The first recorded pizza delivery took place in Western Europe in 1889; probably in the evening. Raffaele Esposito delivered the dish to the King and Queen of Savoy. This is a bit of a stretch though as the tavern owner didn’t follow present protocol. He brought the ingredients with him to the palace and prepared it on site. Pizza delivery didn’t take off until the end of World War II as American servicemen returned home and brought with them a craving for the Italian dish. Pizza cooks fast and is easy to make. It’s flat and simple to transport. Add in the extremely low cost of fuel at the time and a sense of increased convenience post WWII as reimbursement for service overseas and you’ve got all the ingredients necessary for a revolution in the food service industry.

The process is rather simple. The customer phones the local pizzeria from home or office and orders a particular number of pizzas selecting size and ingredients. The caller provides an address and the restaurateur sends a driver to the location. The practice caught on quickly and before we knew it pizza delivery was common place.

The idea of pizza delivery entered our culture and created a universe all its own.

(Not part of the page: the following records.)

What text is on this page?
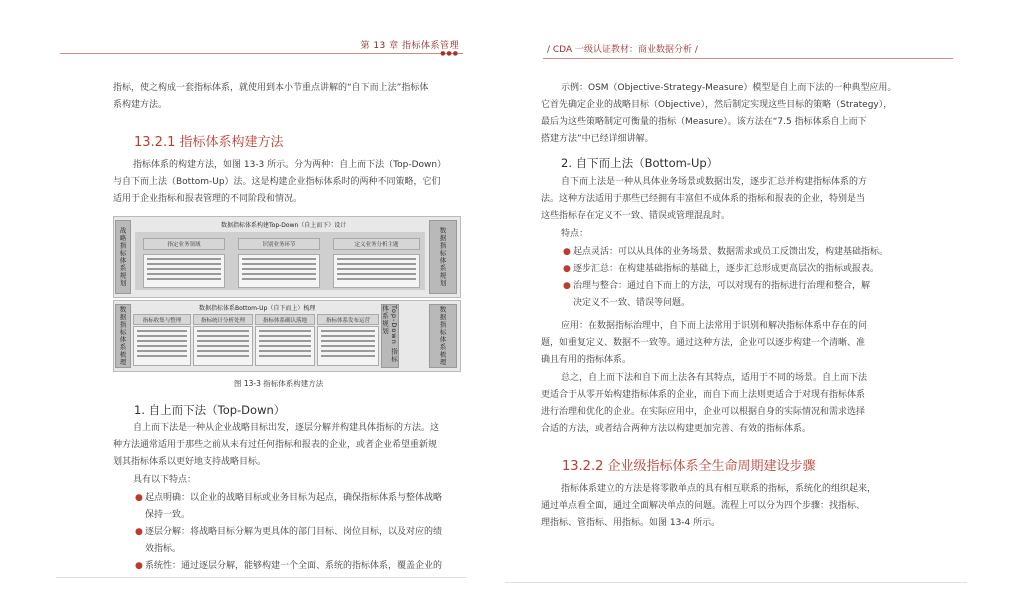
第 13 章 指标体系管理
●●●
指标，使之构成一套指标体系，就使用到本小节重点讲解的“自下而上法”指标体
系构建方法。
13.2.1 指标体系构建方法
指标体系的构建方法，如图 13-3 所示。分为两种：自上而下法（Top-Down）
与自下而上法（Bottom-Up）法。这是构建企业指标体系时的两种不同策略，它们
适用于企业指标和报表管理的不同阶段和情况。
战略指标体系规划	数据指标体系规划
数据指标体系构建Top-Down（自上而下）设计
指定业务领域	识别业务环节	定义业务分析主题
数据指标体系梳理	Top-Down 指标体系规划	数据指标体系梳理
数据指标体系Bottom-Up（自下而上）梳理
指标收集与整理	指标统计分析处理	指标体系确认落地	指标体系发布运营
图 13-3 指标体系构建方法
1. 自上而下法（Top-Down）
自上而下法是一种从企业战略目标出发，逐层分解并构建具体指标的方法。这
种方法通常适用于那些之前从未有过任何指标和报表的企业，或者企业希望重新规
划其指标体系以更好地支持战略目标。
具有以下特点：
● 起点明确：以企业的战略目标或业务目标为起点，确保指标体系与整体战略
保持一致。
● 逐层分解：将战略目标分解为更具体的部门目标、岗位目标，以及对应的绩
效指标。
● 系统性：通过逐层分解，能够构建一个全面、系统的指标体系，覆盖企业的
/ CDA 一级认证教材：商业数据分析 /
示例：OSM（Objective-Strategy-Measure）模型是自上而下法的一种典型应用。
它首先确定企业的战略目标（Objective），然后制定实现这些目标的策略（Strategy），
最后为这些策略制定可衡量的指标（Measure）。该方法在“7.5 指标体系自上而下
搭建方法”中已经详细讲解。
2. 自下而上法（Bottom-Up）
自下而上法是一种从具体业务场景或数据出发，逐步汇总并构建指标体系的方
法。这种方法适用于那些已经拥有丰富但不成体系的指标和报表的企业，特别是当
这些指标存在定义不一致、错误或管理混乱时。
特点：
● 起点灵活：可以从具体的业务场景、数据需求或员工反馈出发，构建基础指标。
● 逐步汇总：在构建基础指标的基础上，逐步汇总形成更高层次的指标或报表。
● 治理与整合：通过自下而上的方法，可以对现有的指标进行治理和整合，解
决定义不一致、错误等问题。
应用：在数据指标治理中，自下而上法常用于识别和解决指标体系中存在的问
题，如重复定义、数据不一致等。通过这种方法，企业可以逐步构建一个清晰、准
确且有用的指标体系。
总之，自上而下法和自下而上法各有其特点，适用于不同的场景。自上而下法
更适合于从零开始构建指标体系的企业，而自下而上法则更适合于对现有指标体系
进行治理和优化的企业。在实际应用中，企业可以根据自身的实际情况和需求选择
合适的方法，或者结合两种方法以构建更加完善、有效的指标体系。
13.2.2 企业级指标体系全生命周期建设步骤
指标体系建立的方法是将零散单点的具有相互联系的指标，系统化的组织起来，
通过单点看全面，通过全面解决单点的问题。流程上可以分为四个步骤：找指标、
理指标、管指标、用指标。如图 13-4 所示。
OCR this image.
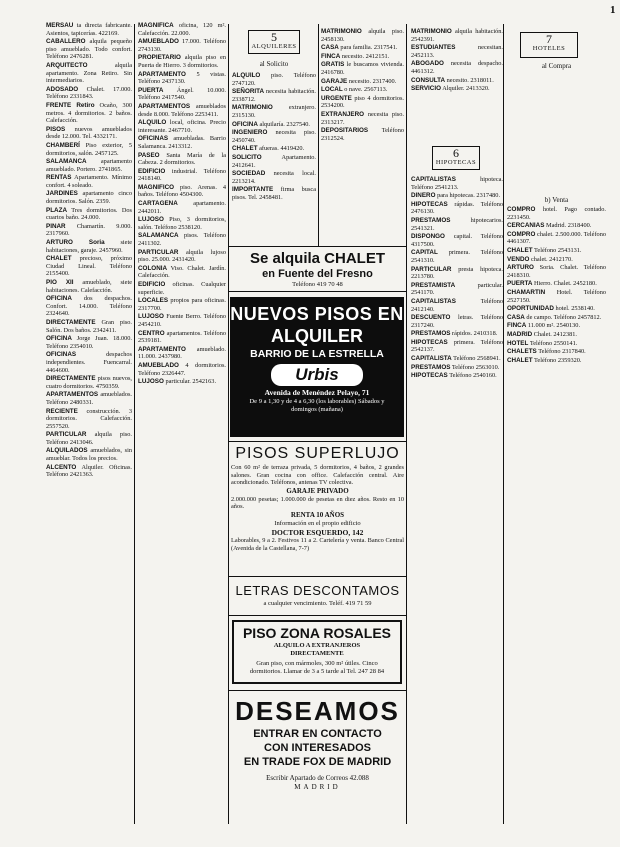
1

MERSAU ta directa fabricante. Asientos, tapicerías. 422169.

CABALLERO alquila pequeño piso amueblado. Todo confort. Teléfono 2476281.

ARQUITECTO	alquila apartamento. Zona Retiro. Sin intermediarios.

ADOSADO Chalet. 17.000. Teléfono 2331843.

FRENTE Retiro Ocaño, 300 metros. 4 dormitorios. 2 baños. Calefacción.

PISOS nuevos amueblados desde 12.000. Tel. 4332171.

CHAMBERÍ Piso exterior, 5 dormitorios, salón. 2457125.

SALAMANCA apartamento amueblado. Portero. 2741865.

RENTAS Apartamento. Mínimo confort. 4 soleado.

JARDINES apartamento cinco dormitorios. Salón. 2359.

PLAZA Tres dormitorios. Dos cuartos baño. 24.000.

PINAR Chamartín. 9.000. 2317960.

ARTURO Soria	siete habitaciones, garaje. 2457960.

CHALET precioso, próximo Ciudad Lineal. Teléfono 2155400.

PIO XII amueblado, siete habitaciones. Calefacción.

OFICINA dos despachos. Confort. 14.000. Teléfono 2324640.

DIRECTAMENTE Gran piso. Salón. Dos baños. 2342411.

OFICINA Jorge Juan. 18.000. Teléfono 2354010.

OFICINAS	despachos independientes. Fuencarral. 4464600.

DIRECTAMENTE pisos nuevos, cuatro dormitorios. 4750359.

APARTAMENTOS amueblados. Teléfono 2480331.

RECIENTE construcción. 3 dormitorios. Calefacción. 2557520.

PARTICULAR alquila piso. Teléfono 2413046.

ALQUILADOS amueblados, sin amueblar. Todos los precios.

ALCENTO Alquiler. Oficinas. Teléfono 2421363.

MAGNIFICA oficina, 120 m². Calefacción. 22.000.

AMUEBLADO 17.000. Teléfono 2743130.

PROPIETARIO alquila piso en Puerta de Hierro. 3 dormitorios.

APARTAMENTO 5 vistas. Teléfono 2437130.

PUERTA Ángel. 10.000. Teléfono 2417540.

APARTAMENTOS amueblados desde 8.000. Teléfono 2253411.

ALQUILO local, oficina. Precio interesante. 2467710.

OFICINAS amuebladas. Barrio Salamanca. 2413312.

PASEO Santa María de la Cabeza. 2 dormitorios.

EDIFICIO industrial. Teléfono 2418140.

MAGNIFICO piso. Arenas. 4 baños. Teléfono 4504300.

CARTAGENA apartamento. 2442011.

LUJOSO Piso, 3 dormitorios, salón. Teléfono 2538120.

SALAMANCA pisos. Teléfono 2411302.

PARTICULAR alquila lujoso piso. 25.000. 2431420.

COLONIA Viso. Chalet. Jardín. Calefacción.

EDIFICIO oficinas. Cualquier superficie.

LOCALES propios para oficinas. 2317700.

LUJOSO Fuente Berro. Teléfono 2454210.

CENTRO apartamentos. Teléfono 2539181.

APARTAMENTO amueblado. 11.000. 2437980.

AMUEBLADO 4 dormitorios. Teléfono 2326447.

LUJOSO particular. 2542163.

5
ALQUILERES
al Solicito

ALQUILO piso. Teléfono 2747120.

SEÑORITA necesita habitación. 2338712.

MATRIMONIO	extranjero. 2315130.

OFICINA alquilaría. 2327540.

INGENIERO necesita piso. 2450740.

CHALET afueras. 4419420.

SOLICITO	Apartamento. 2412641.

SOCIEDAD necesita local. 2213214.

IMPORTANTE firma busca pisos. Tel. 2458481.

MATRIMONIO alquila piso. 2458130.

CASA para familia. 2317541.

FINCA necesito. 2412151.

GRATIS le buscamos vivienda. 2416780.

GARAJE necesito. 2317400.

LOCAL o nave. 2567113.

URGENTE piso 4 dormitorios. 2534200.

EXTRANJERO necesita piso. 2313217.

DEPOSITARIOS Teléfono 2312524.

MATRIMONIO alquila habitación. 2542391.

ESTUDIANTES	necesitan. 2452113.

ABOGADO necesita despacho. 4461312.

CONSULTA necesito. 2318011.

SERVICIO Alquiler. 2413320.

6
HIPOTECAS

CAPITALISTAS	hipoteca. Teléfono 2541213.

DINERO para hipotecas. 2317480.

HIPOTECAS rápidas. Teléfono 2476130.

PRESTAMOS	hipotecarios. 2541321.

DISPONGO capital. Teléfono 4317500.

CAPITAL primera. Teléfono 2541310.

PARTICULAR presta hipoteca. 2213780.

PRESTAMISTA	particular. 2541170.

CAPITALISTAS	Teléfono 2412140.

DESCUENTO letras. Teléfono 2317240.

PRESTAMOS rápidos. 2410318.

HIPOTECAS primera. Teléfono 2542137.

CAPITALISTA Teléfono 2568941.

PRESTAMOS Teléfono 2563010.

HIPOTECAS Teléfono 2540160.

7
HOTELES
al Compra
b) Venta

COMPRO hotel. Pago contado. 2231450.

CERCANIAS Madrid. 2318400.

COMPRO chalet. 2.500.000. Teléfono 4461307.

CHALET Teléfono 2543131.

VENDO chalet. 2412170.

ARTURO Soria. Chalet. Teléfono 2418310.

PUERTA Hierro. Chalet. 2452180.

CHAMARTIN Hotel. Teléfono 2527150.

OPORTUNIDAD hotel. 2538140.

CASA de campo. Teléfono 2457812.

FINCA 11.000 m². 2540130.

MADRID Chalet. 2412381.

HOTEL Teléfono 2550141.

CHALETS Teléfono 2317840.

CHALET Teléfono 2359320.

Se alquila CHALET
en Fuente del Fresno
Teléfono 419 70 48
NUEVOS PISOS EN
ALQUILER
BARRIO DE LA ESTRELLA
Urbis
Avenida de Menéndez Pelayo, 71
De 9 a 1,30 y de 4 a 6,30 (los laborables) Sábados y domingos (mañana)
PISOS SUPERLUJO
Con 60 m² de terraza privada, 5 dormitorios, 4 baños, 2 grandes salones. Gran cocina con office. Calefacción central. Aire acondicionado. Teléfonos, antenas TV colectiva.
GARAJE PRIVADO
2.000.000 pesetas; 1.000.000 de pesetas en diez años. Resto en 10 años.
RENTA 10 AÑOS
Información en el propio edificio
DOCTOR ESQUERDO, 142
Laborables, 9 a 2. Festivos 11 a 2. Cartelería y venta. Banco Central (Avenida de la Castellana, 7-7)
LETRAS DESCONTAMOS
a cualquier vencimiento. Teléf. 419 71 59
PISO ZONA ROSALES
ALQUILO A EXTRANJEROS DIRECTAMENTE
Gran piso, con mármoles, 300 m² útiles. Cinco dormitorios. Llamar de 3 a 5 tarde al Tel. 247 28 84
DESEAMOS
ENTRAR EN CONTACTO
CON INTERESADOS
EN TRADE FOX DE MADRID
Escribir Apartado de Correos 42.088
MADRID
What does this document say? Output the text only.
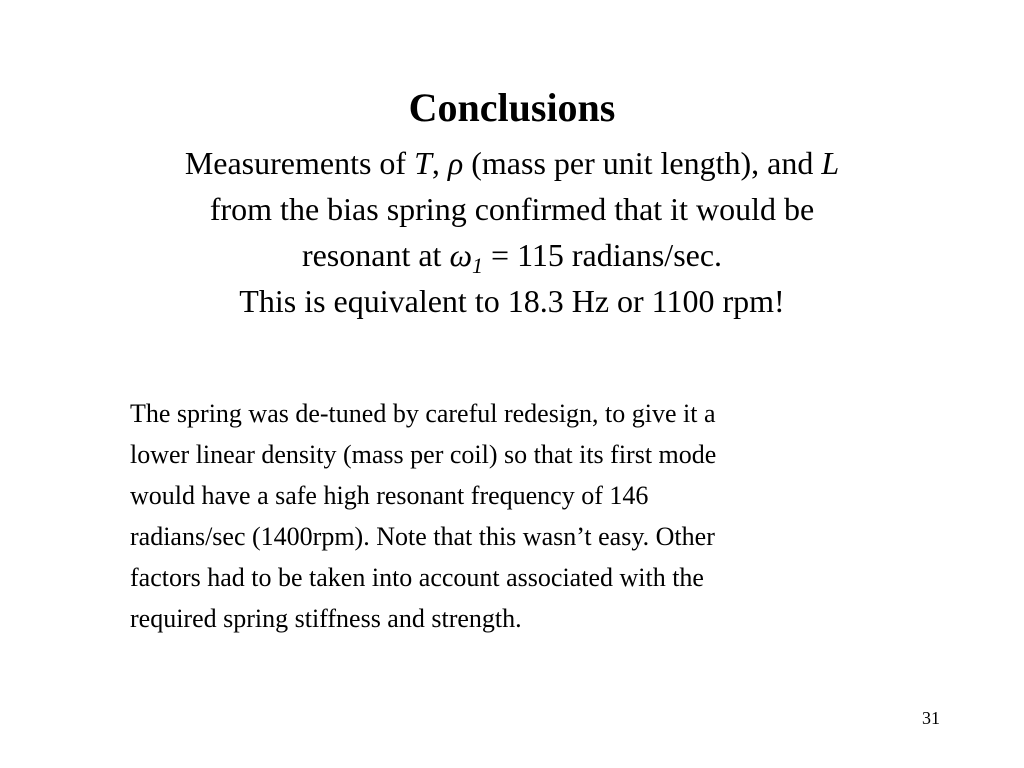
Conclusions
Measurements of T, ρ (mass per unit length), and L
from the bias spring confirmed that it would be
resonant at $\omega_1 = 115$ radians/sec.
This is equivalent to 18.3 Hz or 1100 rpm!
The spring was de-tuned by careful redesign, to give it a
lower linear density (mass per coil) so that its first mode
would have a safe high resonant frequency of 146
radians/sec (1400rpm). Note that this wasn’t easy. Other
factors had to be taken into account associated with the
required spring stiffness and strength.
31
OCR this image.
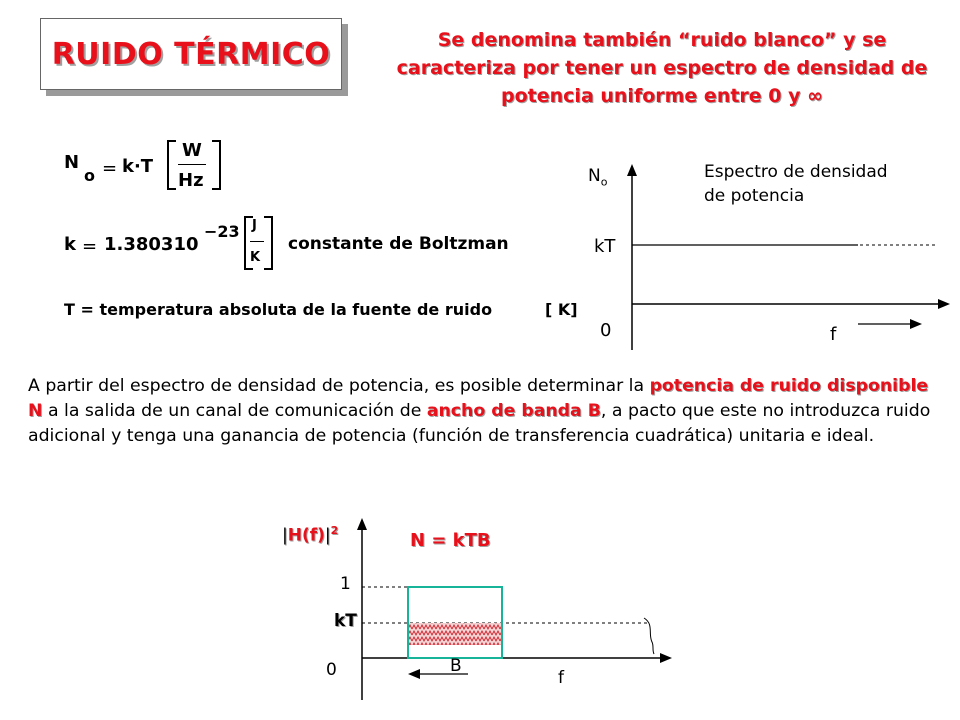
RUIDO TÉRMICO	Se denomina también “ruido blanco” y se caracteriza por tener un espectro de densidad de potencia uniforme entre 0 y ∞
N
o = k·T
W
Hz
k = 1.380310
−23 J
K
constante de Boltzman
T = temperatura absoluta de la fuente de ruido	[ K]
$N_o$
kT
0	f
Espectro de densidad
de potencia
A partir del espectro de densidad de potencia, es posible determinar la potencia de ruido disponible N a la salida de un canal de comunicación de ancho de banda B, a pacto que este no introduzca ruido adicional y tenga una ganancia de potencia (función de transferencia cuadrática) unitaria e ideal.
$|H(f)|^2$	N = kTB
1
kT
0	B
f
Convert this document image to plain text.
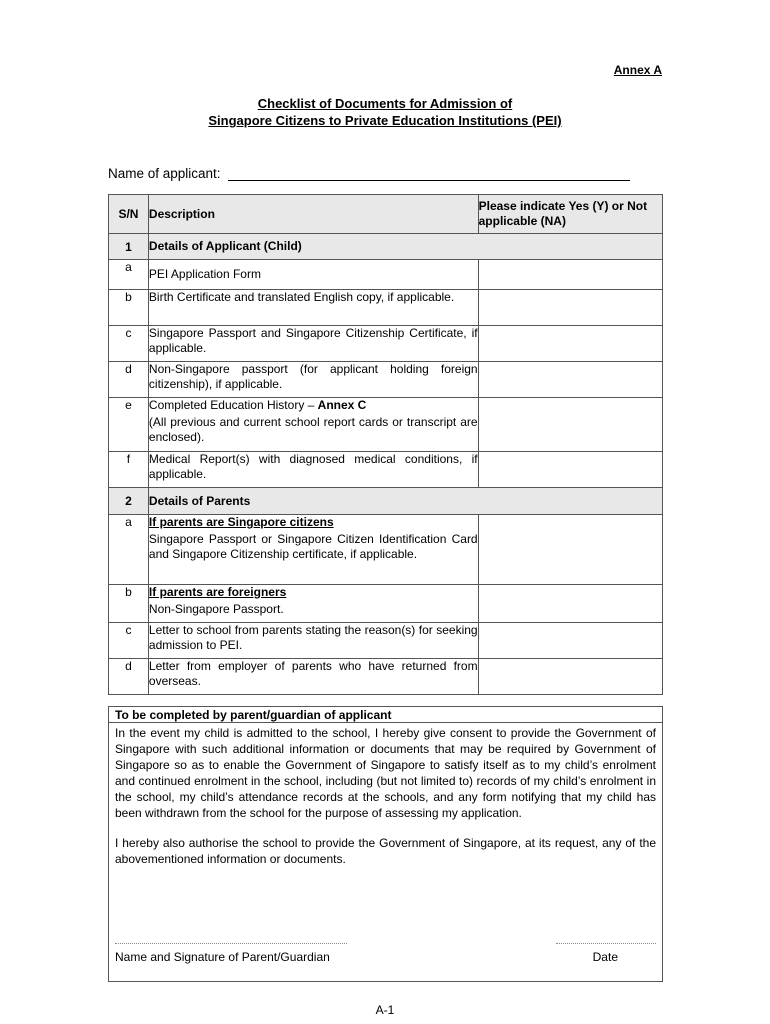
Annex A
Checklist of Documents for Admission of
Singapore Citizens to Private Education Institutions (PEI)
Name of applicant:
S/N	Description	Please indicate Yes (Y) or Not applicable (NA)
1	Details of Applicant (Child)	
a	PEI Application Form	
b	Birth Certificate and translated English copy, if applicable.	
c	Singapore Passport and Singapore Citizenship Certificate, if applicable.	
d	Non-Singapore passport (for applicant holding foreign citizenship), if applicable.	
e	Completed Education History – Annex C
(All previous and current school report cards or transcript are enclosed).	

f	Medical Report(s) with diagnosed medical conditions, if applicable.	
2	Details of Parents	
a	If parents are Singapore citizens
Singapore Passport or Singapore Citizen Identification Card and Singapore Citizenship certificate, if applicable.	

b	If parents are foreigners
Non-Singapore Passport.	

c	Letter to school from parents stating the reason(s) for seeking admission to PEI.	
d	Letter from employer of parents who have returned from overseas.	
To be completed by parent/guardian of applicant

In the event my child is admitted to the school, I hereby give consent to provide the Government of Singapore with such additional information or documents that may be required by Government of Singapore so as to enable the Government of Singapore to satisfy itself as to my child’s enrolment and continued enrolment in the school, including (but not limited to) records of my child’s enrolment in the school, my child’s attendance records at the schools, and any form notifying that my child has been withdrawn from the school for the purpose of assessing my application.

I hereby also authorise the school to provide the Government of Singapore, at its request, any of the abovementioned information or documents.

Name and Signature of Parent/Guardian	Date
A-1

The ubiquitous pizza box followed as a form of protection for the food as did the development of protective bags first insulated and later heated using electricity. Local establishments mingled among the chain stores that sprung up and all sorts of advertising campaigns developed around the process of providing pizza to your doorstep. Who in the United States could forget the Noid, that demon of Domino’s Pizza always trying to undermine delivery?

“Avoid the Noid” we were warned. Today the Noid has his own webpage and you can buy your own bendable doll online. Speed wars ensued as pizza parlous guaranteed swift service, some promising “Delivery in 30 minutes or it’s free.” Americans everywhere ordered and then watched the clock. Illuminated signs on delivery vehicles advertised the latest crazes in pizza modification- stuffed crust pizza- “Eat it backwards.” The custom of tipping for delivery developed and the driver himself was established as icon of minor, minimum-wage slackness with the ultimate in unreal jobs. Stories about pizza delivery boys being robbed, beaten and killed were watched on the evening news by families enjoying there very own recently delivered pizza. News organizations have even admitted to keeping an eye on specific pizza shops that service specific governmental organizations known for ordering out just before a big event keeps staff in the office overnight. It has been reported that a massive order of pizzas just before the first gulf war let that cat out of the bag a bit early. You can find examples of this mainstay of American culture in books on T.V. and in film. Pizza delivery is more American than apple pie. That's why I was so surprised last week to be offered this.


It’s a carryout club membership card for a program that offers to buy me one free pizza after I order five times. The catch is I have to transport my own pizza. Apparently it now makes more economic sense for Papa John’s Pizza to give away one out of every six pizzas I purchase than for the company to deliver them to my door. Papa’s story is described like this.
As a high school student working at a local pizza pub in Jeffersonville, Indiana, Papa John's founder John Schnatter realized that there was something missing from national pizza chains: a superior-quality traditional pizza delivered to the customer's door. His dream was to one day open a pizza restaurant that would fill that void. Now he wants me to come pick up my own.

I am big a fan of “pointing out the myriad signposts dotting the landscape along this highway to hell”, as Steve Lagavulin recently put it. I listened curiously as our oilman turned president publicly admitted in his 2006 State of the Union Address that “America is addicted to oil.” I keep an eye on the global oil production figures provided by the IEA with comment courtesy of The Oil Drum. I am as interested as any in the staggering depletion rate of North Seas oil compliments of the tremendous technological advances that are suppose to save us. If you really want verification however that the end of the oil age is coming, call your local pizza shop. The proof is in the pie. The end of delivery is nigh.